Open anjackson opened 9 years ago
So, the first part is that for multiple crawls, we have decided to have separate documents, and use e.g. group-by-URL to bring them together. This means we have static shards, which are much easier to manage over time.
However, we need to:
Following on from the
crawl_dates
introduced in #21, we have a reasonable but limited solution to handling URL 'lifetimes'. If the records are processed in reverse-chronological order, then thecrawl_date
is the first crawl date and all the crawl dates are in thecrawl_dates
. However, processing content in reverse chronological order is error-prone and unsustainable, and multiple passes lead to duplicate crawl_date entries which may confuse downstream users.We ideally need to index in a smarter way, so the first and last crawl dates can be extracted, and indeed so the overall longevity of a URL can be recorded and made available for faceting. This also links in with the ideas in issue #32, where we might use non-200 responses to make more definable statements about the 'life story' of a URL.
This really requires some kind of intermediary database, which might be some kind of simple CDX-style lookup, or perhaps a full-on intermediary like HBase (e.g. warcbase).
Switching to HBase would also mean we could avoid storing fields in Solr (thus reducing index size), and would make ACT annotation updates to the indexes more scalable. But HBase adds significant complexity to the deployment.
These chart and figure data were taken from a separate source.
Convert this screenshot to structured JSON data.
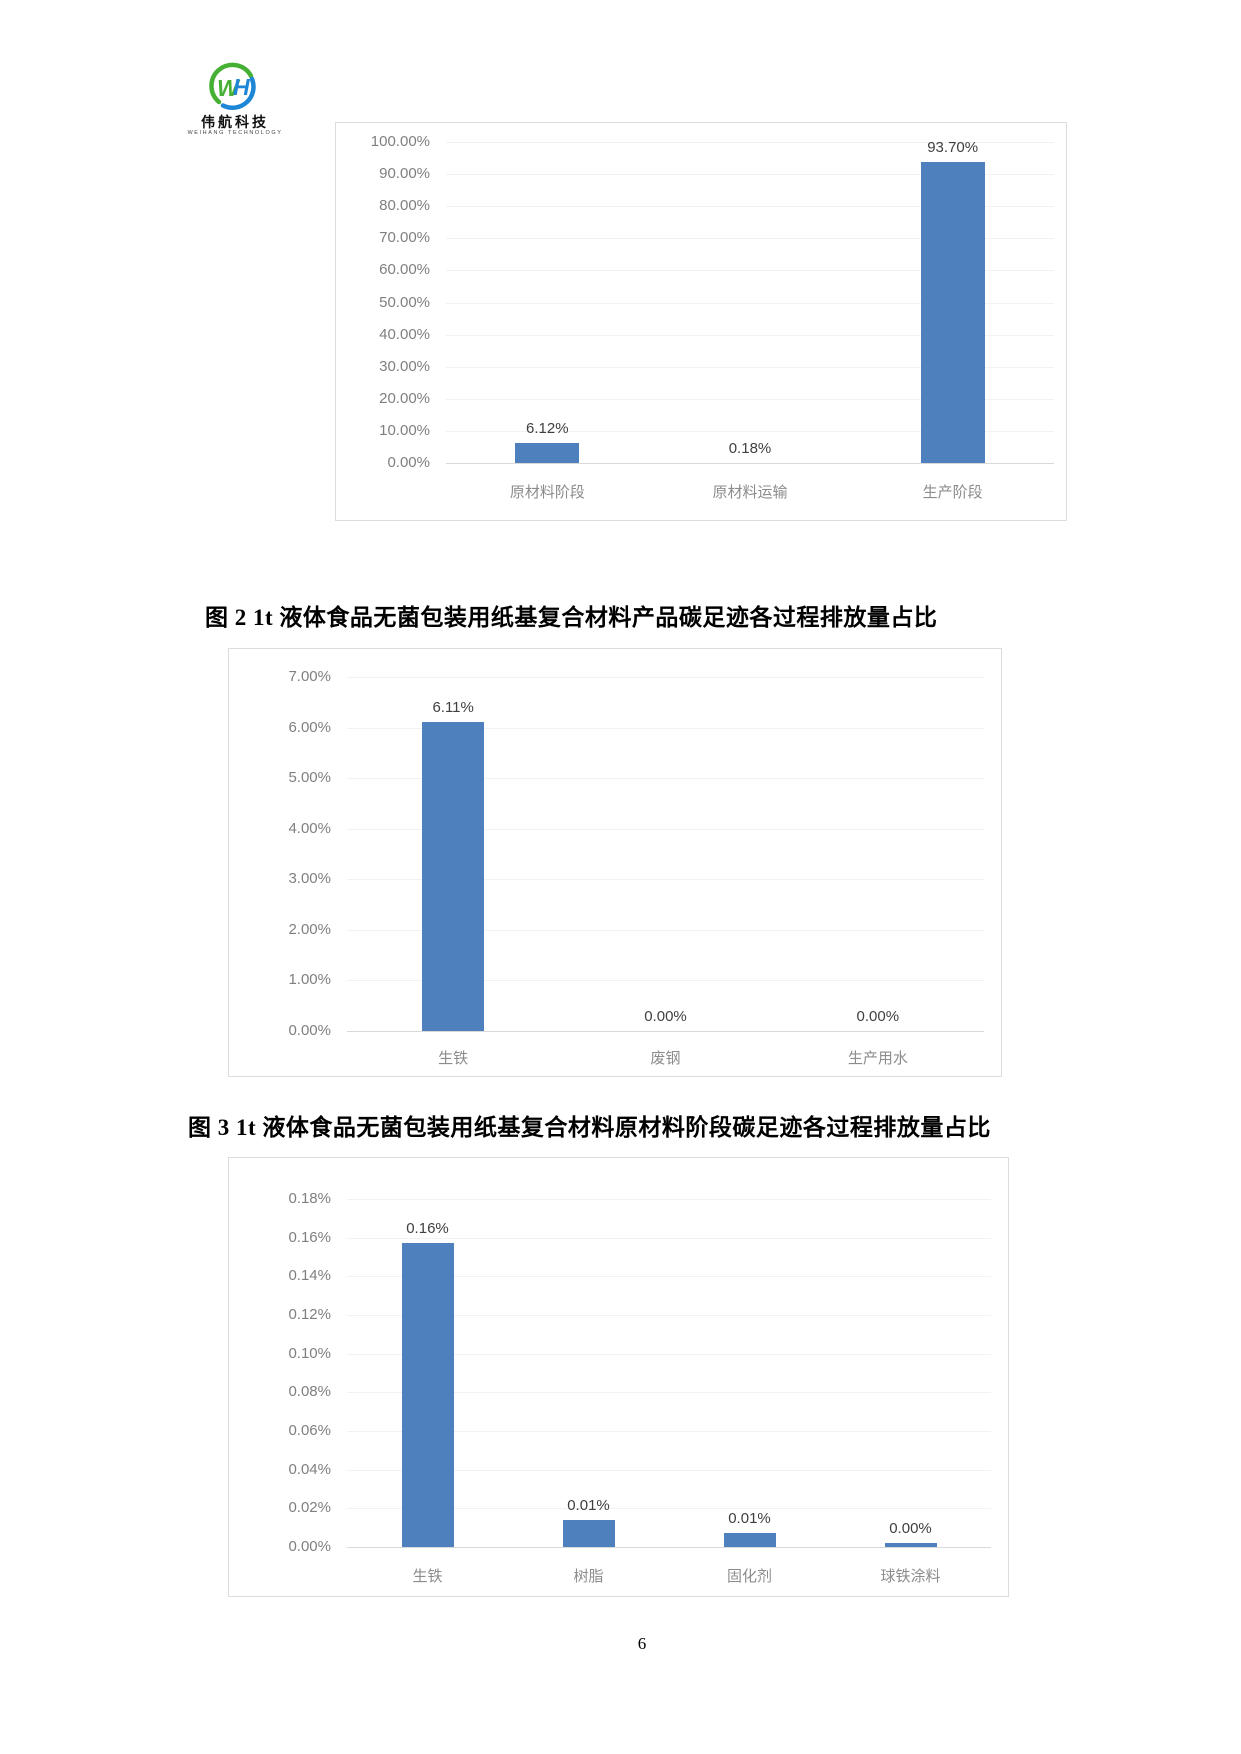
{
  "page": {
    "number": "6"
  },
  "logo": {
    "brand_cn": "伟航科技",
    "brand_en": "WEIHANG TECHNOLOGY",
    "monogram_left": "W",
    "monogram_right": "H",
    "green": "#46b035",
    "blue": "#1e86d6"
  },
  "colors": {
    "bar": "#4e80bd",
    "grid": "#f2f2f2",
    "axis": "#d9d9d9",
    "tick_label": "#7f7f7f",
    "category_label": "#8c8c8c",
    "value_label": "#3f3f3f",
    "box_border": "#dcdcdc"
  },
  "chart_data": [
    {
      "type": "bar",
      "title": "图 2  1t 液体食品无菌包装用纸基复合材料产品碳足迹各过程排放量占比",
      "categories": [
        "原材料阶段",
        "原材料运输",
        "生产阶段"
      ],
      "values": [
        6.12,
        0.18,
        93.7
      ],
      "labels": [
        "6.12%",
        "0.18%",
        "93.70%"
      ],
      "xlabel": "",
      "ylabel": "",
      "ylim": [
        0,
        100
      ],
      "ytick_step": 10,
      "ytick_format": "0.00%",
      "grid": true,
      "legend": "none"
    },
    {
      "type": "bar",
      "title": "图 3  1t 液体食品无菌包装用纸基复合材料原材料阶段碳足迹各过程排放量占比",
      "categories": [
        "生铁",
        "废钢",
        "生产用水"
      ],
      "values": [
        6.11,
        0.0,
        0.0
      ],
      "labels": [
        "6.11%",
        "0.00%",
        "0.00%"
      ],
      "xlabel": "",
      "ylabel": "",
      "ylim": [
        0,
        7
      ],
      "ytick_step": 1,
      "ytick_format": "0.00%",
      "grid": true,
      "legend": "none"
    },
    {
      "type": "bar",
      "categories": [
        "生铁",
        "树脂",
        "固化剂",
        "球铁涂料"
      ],
      "values": [
        0.157,
        0.014,
        0.007,
        0.002
      ],
      "labels": [
        "0.16%",
        "0.01%",
        "0.01%",
        "0.00%"
      ],
      "xlabel": "",
      "ylabel": "",
      "ylim": [
        0,
        0.18
      ],
      "ytick_step": 0.02,
      "ytick_format": "0.00%",
      "grid": true,
      "legend": "none"
    }
  ]
}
Note that the code currently contains the logic needed to look up URLs in the Solr services and use that to perform the correct duplication. This was found to be rather too slow, but could be revisited.
However, given all the required information is in the CDX files, it may make more sense to avoid adding further dependencies and use Hadoop/HDFS only. If we can debug issues with sorting very large CDXs quickly, then we could use a simple CDX-file lookup. Similarly, we could map CDX file contents to MapFiles, which may be more performant for this use case.